Let's start by adding the fractions:
1/2 + 1/2 + 3/4
To add fractions with the same denominator, we simply add the numerators and keep the same denominator:
1/2 + 1/2 + 3/4 = (1 + 1 + 3)/4 = 5/4
Now let's add the whole numbers:
3 + 6 + 10 = 19
Now we have 5/4 for the fractions and 19 for the whole numbers.
To combine the fractions and the whole numbers, we need to convert the mixed numbers into improper fractions:
3 1/2 = (3 * 2 + 1)/2 = 7/2
6 1/2 = (6 * 2 + 1)/2 = 13/2
10 3/4 = (10 * 4 + 3)/4 = 43/4
Now we can add the improper fractions:
7/2 + 13/2 + 43/4
To add fractions with different denominators, we need to find a common denominator.

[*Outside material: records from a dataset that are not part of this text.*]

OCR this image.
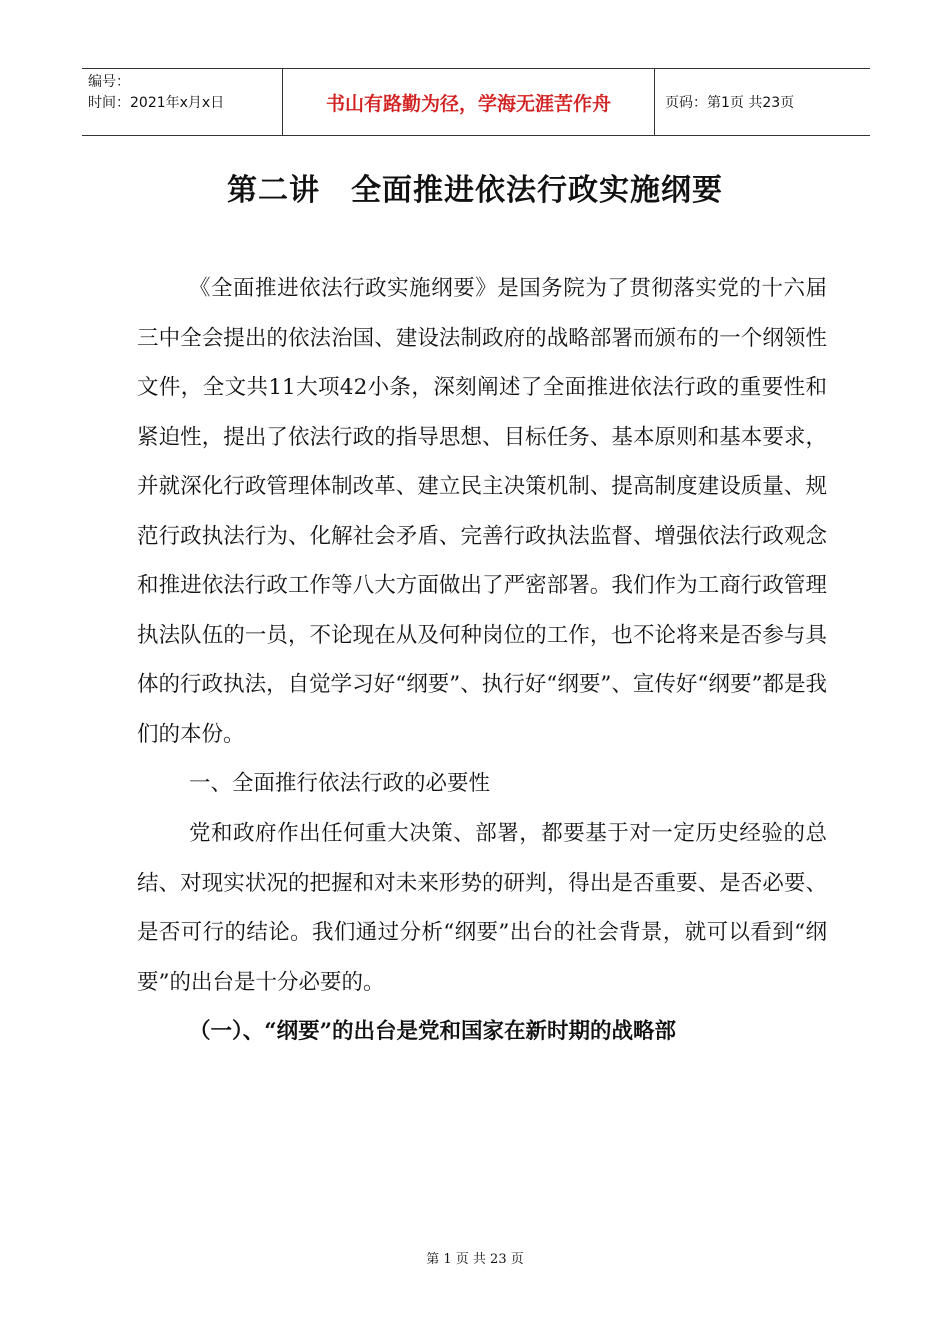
编号：
时间：2021年x月x日	书山有路勤为径，学海无涯苦作舟	页码：第1页 共23页
第二讲　全面推进依法行政实施纲要

《全面推进依法行政实施纲要》是国务院为了贯彻落实党的十六届三中全会提出的依法治国、建设法制政府的战略部署而颁布的一个纲领性文件，全文共11大项42小条，深刻阐述了全面推进依法行政的重要性和紧迫性，提出了依法行政的指导思想、目标任务、基本原则和基本要求，并就深化行政管理体制改革、建立民主决策机制、提高制度建设质量、规范行政执法行为、化解社会矛盾、完善行政执法监督、增强依法行政观念和推进依法行政工作等八大方面做出了严密部署。我们作为工商行政管理执法队伍的一员，不论现在从及何种岗位的工作，也不论将来是否参与具体的行政执法，自觉学习好“纲要”、执行好“纲要”、宣传好“纲要”都是我们的本份。

一、全面推行依法行政的必要性

党和政府作出任何重大决策、部署，都要基于对一定历史经验的总结、对现实状况的把握和对未来形势的研判，得出是否重要、是否必要、是否可行的结论。我们通过分析“纲要”出台的社会背景，就可以看到“纲要”的出台是十分必要的。

（一）、“纲要”的出台是党和国家在新时期的战略部
第 1 页 共 23 页
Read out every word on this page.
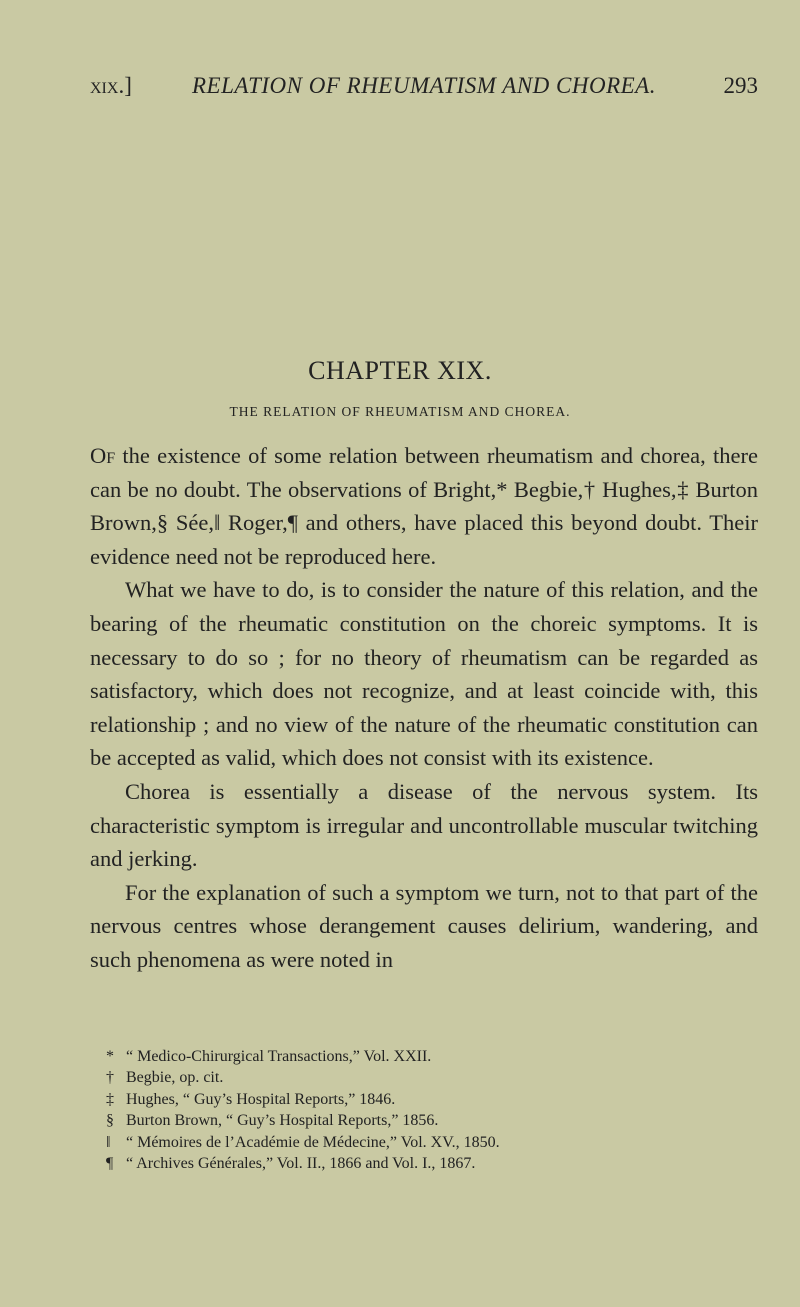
xix.]	RELATION OF RHEUMATISM AND CHOREA.	293
CHAPTER XIX.
THE RELATION OF RHEUMATISM AND CHOREA.

Of the existence of some relation between rheumatism and chorea, there can be no doubt. The observations of Bright,* Begbie,† Hughes,‡ Burton Brown,§ Sée,‖ Roger,¶ and others, have placed this beyond doubt. Their evidence need not be reproduced here.

What we have to do, is to consider the nature of this relation, and the bearing of the rheumatic constitution on the choreic symptoms. It is necessary to do so ; for no theory of rheumatism can be regarded as satisfactory, which does not recognize, and at least coincide with, this relationship ; and no view of the nature of the rheumatic constitution can be accepted as valid, which does not consist with its existence.

Chorea is essentially a disease of the nervous system. Its characteristic symptom is irregular and uncontrollable muscular twitching and jerking.

For the explanation of such a symptom we turn, not to that part of the nervous centres whose derangement causes delirium, wandering, and such phenomena as were noted in

* “ Medico-Chirurgical Transactions,” Vol. XXII.
† Begbie, op. cit.
‡ Hughes, “ Guy’s Hospital Reports,” 1846.
§ Burton Brown, “ Guy’s Hospital Reports,” 1856.
‖ “ Mémoires de l’Académie de Médecine,” Vol. XV., 1850.
¶ “ Archives Générales,” Vol. II., 1866 and Vol. I., 1867.
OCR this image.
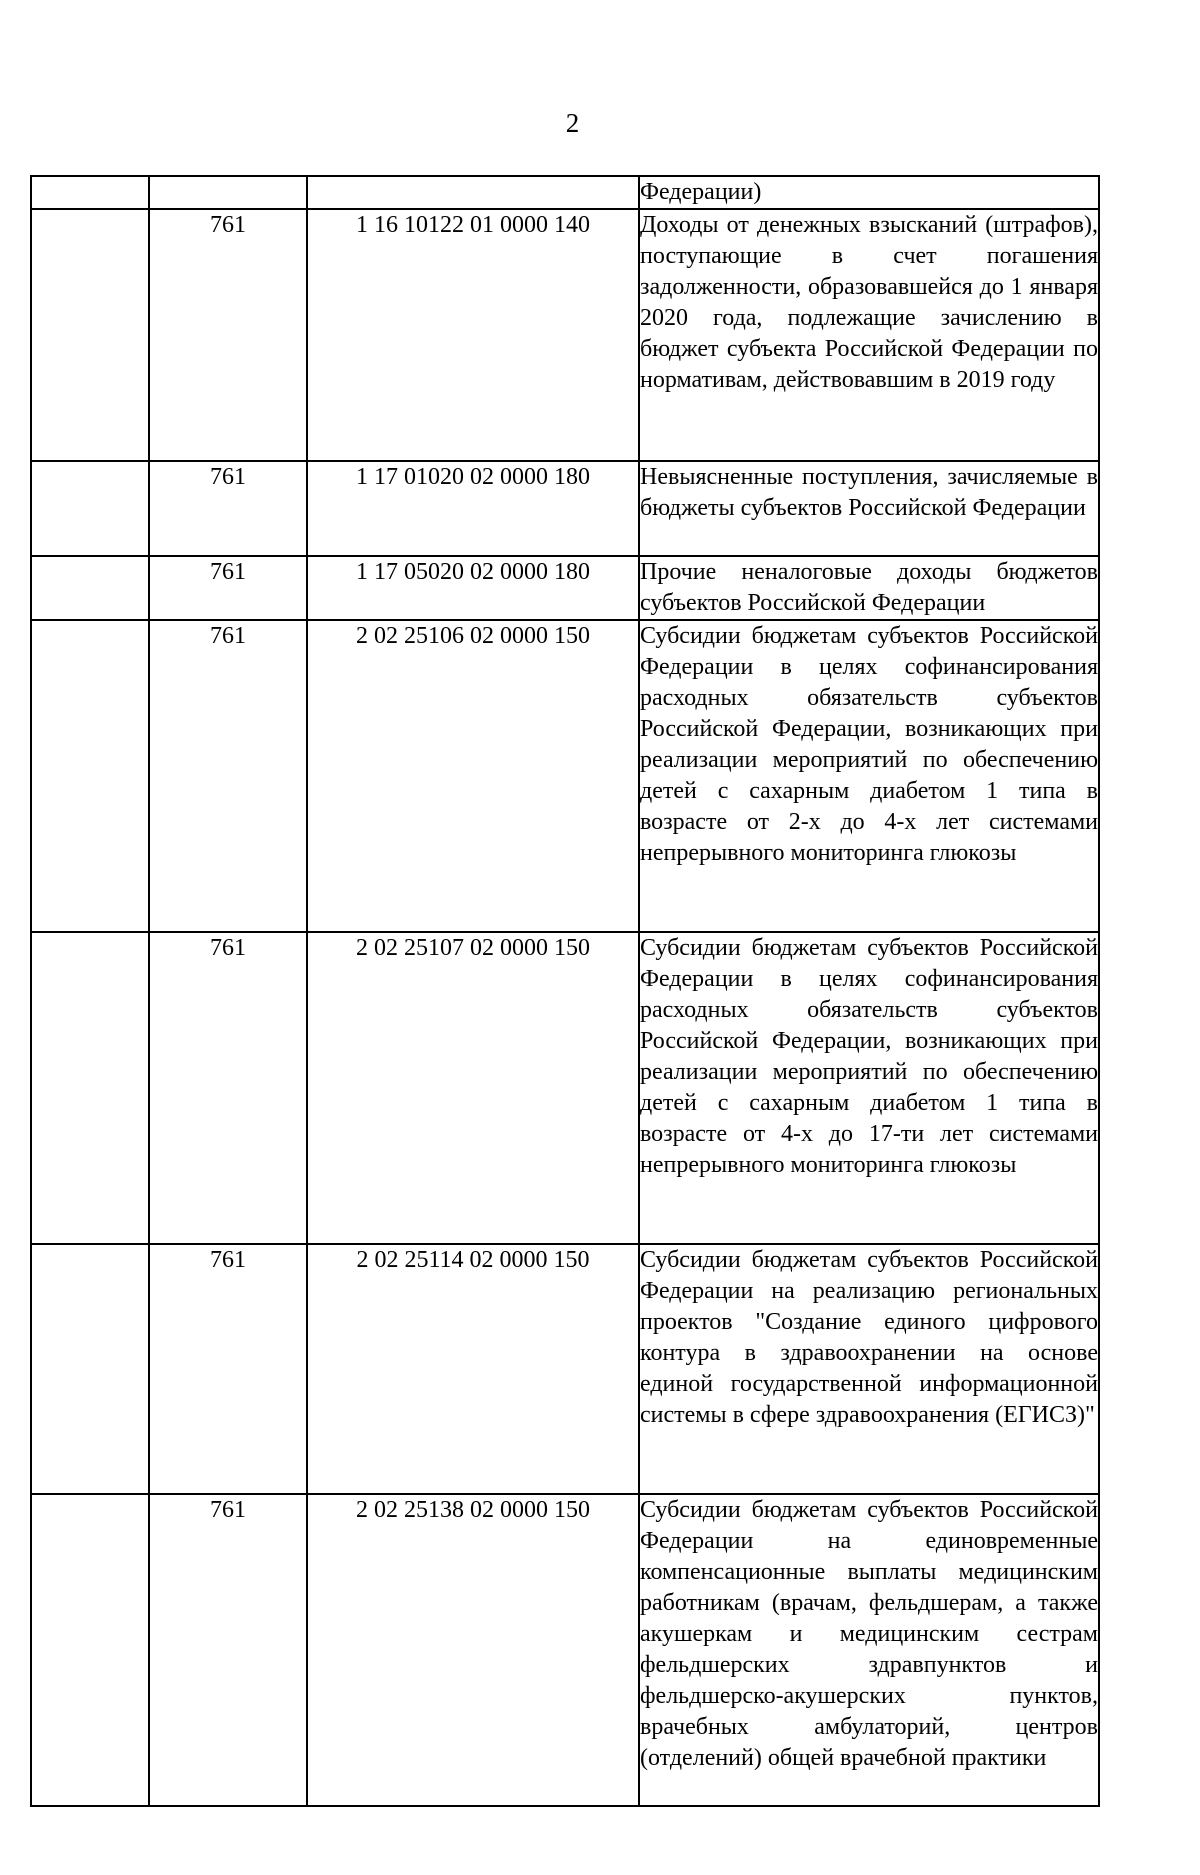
2
			Федерации)
	761	1 16 10122 01 0000 140	Доходы от денежных взысканий (штрафов), поступающие в счет погашения задолженности, образовавшейся до 1 января 2020 года, подлежащие зачислению в бюджет субъекта Российской Федерации по нормативам, действовавшим в 2019 году
	761	1 17 01020 02 0000 180	Невыясненные поступления, зачисляемые в бюджеты субъектов Российской Федерации
	761	1 17 05020 02 0000 180	Прочие неналоговые доходы бюджетов субъектов Российской Федерации
	761	2 02 25106 02 0000 150	Субсидии бюджетам субъектов Российской Федерации в целях софинансирования расходных обязательств субъектов Российской Федерации, возникающих при реализации мероприятий по обеспечению детей с сахарным диабетом 1 типа в возрасте от 2-х до 4-х лет системами непрерывного мониторинга глюкозы
	761	2 02 25107 02 0000 150	Субсидии бюджетам субъектов Российской Федерации в целях софинансирования расходных обязательств субъектов Российской Федерации, возникающих при реализации мероприятий по обеспечению детей с сахарным диабетом 1 типа в возрасте от 4-х до 17-ти лет системами непрерывного мониторинга глюкозы
	761	2 02 25114 02 0000 150	Субсидии бюджетам субъектов Российской Федерации на реализацию региональных проектов "Создание единого цифрового контура в здравоохранении на основе единой государственной информационной системы в сфере здравоохранения (ЕГИСЗ)"
	761	2 02 25138 02 0000 150	Субсидии бюджетам субъектов Российской Федерации на единовременные компенсационные выплаты медицинским работникам (врачам, фельдшерам, а также акушеркам и медицинским сестрам фельдшерских здравпунктов и фельдшерско-акушерских пунктов, врачебных амбулаторий, центров (отделений) общей врачебной практики
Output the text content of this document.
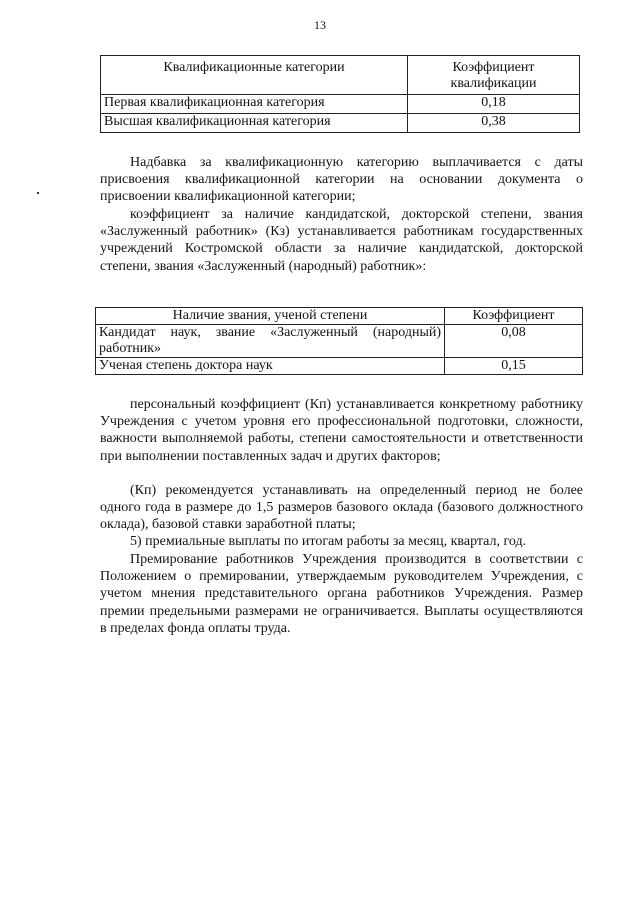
13
Квалификационные категории	Коэффициент квалификации
Первая квалификационная категория	0,18
Высшая квалификационная категория	0,38

Надбавка за квалификационную категорию выплачивается с даты присвоения квалификационной категории на основании документа о присвоении квалификационной категории;

коэффициент за наличие кандидатской, докторской степени, звания «Заслуженный работник» (Кз) устанавливается работникам государственных учреждений Костромской области за наличие кандидатской, докторской степени, звания «Заслуженный (народный) работник»:

Наличие звания, ученой степени	Коэффициент
Кандидат наук, звание «Заслуженный (народный) работник»	0,08
Ученая степень доктора наук	0,15

персональный коэффициент (Кп) устанавливается конкретному работнику Учреждения с учетом уровня его профессиональной подготовки, сложности, важности выполняемой работы, степени самостоятельности и ответственности при выполнении поставленных задач и других факторов;

(Кп) рекомендуется устанавливать на определенный период не более одного года в размере до 1,5 размеров базового оклада (базового должностного оклада), базовой ставки заработной платы;

5) премиальные выплаты по итогам работы за месяц, квартал, год.

Премирование работников Учреждения производится в соответствии с Положением о премировании, утверждаемым руководителем Учреждения, с учетом мнения представительного органа работников Учреждения. Размер премии предельными размерами не ограничивается. Выплаты осуществляются в пределах фонда оплаты труда.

In this case, the common denominator is 4. So we need to convert the fractions to have a denominator of 4:
7/2 = (7/2) * (2/2) = 14/4
13/2 = (13/2) * (2/2) = 26/4
Now we can add the fractions with the common denominator:
14/4 + 26/4 + 43/4 = (14 + 26 + 43)/4 = 83/4
The result is 83/4 for the fractions.
Finally, let's combine the fractions and the whole numbers:
83/4 + 19
To add a fraction and a whole number, we need to convert the whole number into a fraction with the same denominator:
19 = 19/1
Now we can add the fraction and the whole number:
83/4 + 19/1 = (83 + 76)/4 = 159/4
Therefore, the sum of 3 1/2 + 6 1/2 + 10 3/4 is equal to 159/4. To simplify the fraction, we can write it as a mixed number:
159 divided by 4 is 39 with a remainder of 3. So the mixed number is 39 3/4.
Therefore, the final answer is 39 3/4, not 20 3/4.